Emergencies and disasters involving senior residents are always frightening and dangerous. But in situations where sheltering in place is a valid option, not evacuating may be the safer choice, new research suggests.
A new literature review published in JAMDA, the Journal of Post-Acute and Long-Term Care Medicine examined 10 different studies published between 2010 and 2015 that discussed nursing home disasters and resident deaths following an emergency evacuation. About half the studies were from the United States. Researchers noted how each study dealt with disaster preparedness, response, recovery and mitigation.

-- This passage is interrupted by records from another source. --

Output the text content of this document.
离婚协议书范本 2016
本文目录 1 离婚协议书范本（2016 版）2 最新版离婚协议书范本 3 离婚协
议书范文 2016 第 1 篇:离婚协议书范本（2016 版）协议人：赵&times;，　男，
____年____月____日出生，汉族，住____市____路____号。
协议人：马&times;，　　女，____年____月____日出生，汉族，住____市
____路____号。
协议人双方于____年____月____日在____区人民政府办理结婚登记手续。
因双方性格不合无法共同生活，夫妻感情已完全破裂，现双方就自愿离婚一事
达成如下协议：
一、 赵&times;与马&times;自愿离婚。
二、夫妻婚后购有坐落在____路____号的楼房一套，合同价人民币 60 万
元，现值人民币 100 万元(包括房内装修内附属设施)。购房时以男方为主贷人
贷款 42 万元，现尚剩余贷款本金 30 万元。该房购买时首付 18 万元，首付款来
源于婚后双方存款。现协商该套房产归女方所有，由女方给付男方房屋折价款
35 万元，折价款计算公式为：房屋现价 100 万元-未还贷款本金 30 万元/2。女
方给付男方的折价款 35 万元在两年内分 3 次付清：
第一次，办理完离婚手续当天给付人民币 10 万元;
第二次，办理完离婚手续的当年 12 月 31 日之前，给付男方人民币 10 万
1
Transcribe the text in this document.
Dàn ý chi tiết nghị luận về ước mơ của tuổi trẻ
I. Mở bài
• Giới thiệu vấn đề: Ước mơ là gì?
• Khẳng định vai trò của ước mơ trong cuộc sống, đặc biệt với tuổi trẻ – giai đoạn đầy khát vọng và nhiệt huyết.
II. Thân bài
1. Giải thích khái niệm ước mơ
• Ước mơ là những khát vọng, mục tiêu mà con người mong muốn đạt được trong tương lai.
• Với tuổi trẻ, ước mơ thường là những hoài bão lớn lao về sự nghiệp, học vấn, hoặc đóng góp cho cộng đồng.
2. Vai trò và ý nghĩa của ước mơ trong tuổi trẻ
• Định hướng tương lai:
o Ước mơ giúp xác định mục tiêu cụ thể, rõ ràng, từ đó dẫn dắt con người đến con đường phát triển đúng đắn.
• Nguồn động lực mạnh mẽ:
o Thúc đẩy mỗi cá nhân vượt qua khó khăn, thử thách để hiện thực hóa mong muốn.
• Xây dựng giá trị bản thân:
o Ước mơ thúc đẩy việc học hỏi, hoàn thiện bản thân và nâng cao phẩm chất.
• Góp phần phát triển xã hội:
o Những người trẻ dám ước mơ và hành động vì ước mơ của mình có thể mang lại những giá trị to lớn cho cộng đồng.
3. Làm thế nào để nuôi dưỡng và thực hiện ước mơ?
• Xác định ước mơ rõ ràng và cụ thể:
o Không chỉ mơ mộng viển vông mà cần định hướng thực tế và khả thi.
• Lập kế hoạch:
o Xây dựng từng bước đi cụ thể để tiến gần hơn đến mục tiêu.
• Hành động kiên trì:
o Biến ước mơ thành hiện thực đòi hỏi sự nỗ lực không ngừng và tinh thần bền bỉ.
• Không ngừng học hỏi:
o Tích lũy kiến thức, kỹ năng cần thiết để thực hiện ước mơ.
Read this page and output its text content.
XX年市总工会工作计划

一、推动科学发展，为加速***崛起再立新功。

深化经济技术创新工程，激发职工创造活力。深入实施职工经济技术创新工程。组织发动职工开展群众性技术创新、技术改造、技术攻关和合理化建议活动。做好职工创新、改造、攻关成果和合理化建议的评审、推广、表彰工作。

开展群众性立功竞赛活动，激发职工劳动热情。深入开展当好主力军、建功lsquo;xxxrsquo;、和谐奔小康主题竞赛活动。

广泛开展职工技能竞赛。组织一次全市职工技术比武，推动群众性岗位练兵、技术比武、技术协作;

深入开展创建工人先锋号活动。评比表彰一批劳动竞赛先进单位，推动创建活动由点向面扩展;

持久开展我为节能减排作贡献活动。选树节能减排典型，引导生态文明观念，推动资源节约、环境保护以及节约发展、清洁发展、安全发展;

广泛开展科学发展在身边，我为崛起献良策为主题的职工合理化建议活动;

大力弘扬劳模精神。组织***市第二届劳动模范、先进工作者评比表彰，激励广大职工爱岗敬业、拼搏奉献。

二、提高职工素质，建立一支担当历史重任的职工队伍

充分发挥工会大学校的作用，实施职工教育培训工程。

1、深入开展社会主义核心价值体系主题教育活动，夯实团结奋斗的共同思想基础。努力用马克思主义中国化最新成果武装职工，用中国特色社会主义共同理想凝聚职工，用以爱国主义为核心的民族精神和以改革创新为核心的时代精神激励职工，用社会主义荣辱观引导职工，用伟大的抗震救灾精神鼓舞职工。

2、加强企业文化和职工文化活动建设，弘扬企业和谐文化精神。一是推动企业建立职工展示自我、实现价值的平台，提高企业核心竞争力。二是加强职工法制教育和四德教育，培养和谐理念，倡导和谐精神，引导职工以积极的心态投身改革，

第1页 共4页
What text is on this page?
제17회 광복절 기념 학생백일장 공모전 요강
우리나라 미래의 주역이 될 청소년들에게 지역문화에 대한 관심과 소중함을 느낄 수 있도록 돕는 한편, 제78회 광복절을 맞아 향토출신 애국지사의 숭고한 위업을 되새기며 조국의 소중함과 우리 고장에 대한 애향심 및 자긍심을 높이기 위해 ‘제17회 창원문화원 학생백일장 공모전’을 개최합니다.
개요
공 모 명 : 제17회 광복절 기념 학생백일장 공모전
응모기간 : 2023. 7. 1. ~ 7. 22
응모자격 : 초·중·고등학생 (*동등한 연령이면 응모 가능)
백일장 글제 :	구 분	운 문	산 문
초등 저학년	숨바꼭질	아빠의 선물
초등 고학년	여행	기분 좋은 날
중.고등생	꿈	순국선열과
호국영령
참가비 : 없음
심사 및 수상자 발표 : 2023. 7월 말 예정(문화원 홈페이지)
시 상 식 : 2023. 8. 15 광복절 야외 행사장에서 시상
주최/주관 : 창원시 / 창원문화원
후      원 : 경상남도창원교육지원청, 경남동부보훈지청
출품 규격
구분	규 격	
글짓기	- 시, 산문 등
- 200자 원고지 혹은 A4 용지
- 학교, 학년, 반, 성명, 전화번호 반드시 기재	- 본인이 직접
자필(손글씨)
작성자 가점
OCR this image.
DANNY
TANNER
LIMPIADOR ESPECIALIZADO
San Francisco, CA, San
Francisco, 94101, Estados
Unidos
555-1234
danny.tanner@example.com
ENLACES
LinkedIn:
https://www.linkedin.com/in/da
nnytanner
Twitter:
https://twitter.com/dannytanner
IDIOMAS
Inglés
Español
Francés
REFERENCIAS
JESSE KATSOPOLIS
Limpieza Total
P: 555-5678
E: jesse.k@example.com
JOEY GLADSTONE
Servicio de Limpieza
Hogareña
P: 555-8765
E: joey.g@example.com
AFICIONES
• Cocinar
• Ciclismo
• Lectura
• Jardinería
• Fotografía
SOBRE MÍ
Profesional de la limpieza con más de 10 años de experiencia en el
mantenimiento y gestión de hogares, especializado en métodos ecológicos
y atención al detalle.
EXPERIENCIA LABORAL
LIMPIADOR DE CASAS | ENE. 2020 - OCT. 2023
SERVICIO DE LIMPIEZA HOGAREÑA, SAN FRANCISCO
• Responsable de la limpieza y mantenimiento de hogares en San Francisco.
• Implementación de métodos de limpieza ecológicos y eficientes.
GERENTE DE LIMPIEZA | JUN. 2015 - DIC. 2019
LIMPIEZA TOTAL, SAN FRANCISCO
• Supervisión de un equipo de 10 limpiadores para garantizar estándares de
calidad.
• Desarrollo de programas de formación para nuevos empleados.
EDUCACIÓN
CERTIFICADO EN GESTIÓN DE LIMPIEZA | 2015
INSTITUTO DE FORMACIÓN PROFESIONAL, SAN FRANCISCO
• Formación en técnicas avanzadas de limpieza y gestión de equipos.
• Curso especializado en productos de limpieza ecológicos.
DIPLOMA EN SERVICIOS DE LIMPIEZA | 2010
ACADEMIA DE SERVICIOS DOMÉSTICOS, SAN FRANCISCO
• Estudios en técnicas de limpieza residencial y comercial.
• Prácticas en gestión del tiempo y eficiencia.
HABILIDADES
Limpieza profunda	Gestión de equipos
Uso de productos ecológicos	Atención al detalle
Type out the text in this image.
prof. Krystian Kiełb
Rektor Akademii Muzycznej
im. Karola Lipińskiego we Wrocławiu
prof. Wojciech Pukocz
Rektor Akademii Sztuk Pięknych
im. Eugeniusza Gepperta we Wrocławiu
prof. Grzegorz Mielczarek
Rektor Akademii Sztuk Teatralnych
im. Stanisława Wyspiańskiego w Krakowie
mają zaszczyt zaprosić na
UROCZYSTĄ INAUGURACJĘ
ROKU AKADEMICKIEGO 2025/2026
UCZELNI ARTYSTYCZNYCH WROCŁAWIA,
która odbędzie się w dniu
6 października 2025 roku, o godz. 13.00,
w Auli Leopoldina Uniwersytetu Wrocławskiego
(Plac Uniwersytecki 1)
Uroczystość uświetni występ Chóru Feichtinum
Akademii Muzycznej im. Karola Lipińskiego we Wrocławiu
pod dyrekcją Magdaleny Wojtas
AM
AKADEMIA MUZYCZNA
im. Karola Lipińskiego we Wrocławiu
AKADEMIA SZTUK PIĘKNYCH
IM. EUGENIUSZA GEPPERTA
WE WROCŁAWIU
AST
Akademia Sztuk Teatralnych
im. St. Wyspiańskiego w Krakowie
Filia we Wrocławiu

Averaged across the studies, the risk of death increased by about 10 percent within the first 30 days after the evacuation, from 0.03 percent to 10.5 percent. But researchers noted the risk of death continued long after the emergency: mortality rates were a whopping 15 percent higher up to three months after the emergency and were still about 2 percent higher even six months later.
Residents considered most vulnerable are those over age 80, those who are frail or dependent and male residents with multiple comorbidities, according to the reviewed studies.
The findings may encourage nursing home administrators to enhance preparedness and safety measures for emergency evacuations and step up their policies and preparedness for sheltering in place instead of leaving the premises. In some cases, more preplanning and better supply strategies would allow residents to stay put safely rather than being transferred to another location.
“There is little research on the effects of evacuation on nursing home residents, which is surprising considering the elevated risk of mortality postevacuation,” the review authors write. “Evacuation seems to have a negative effect on the survival of nursing home residents independent of the effect of the disaster. Standard evacuation procedures may be less applicable to this vulnerable population because of extra challenges they face in disasters.”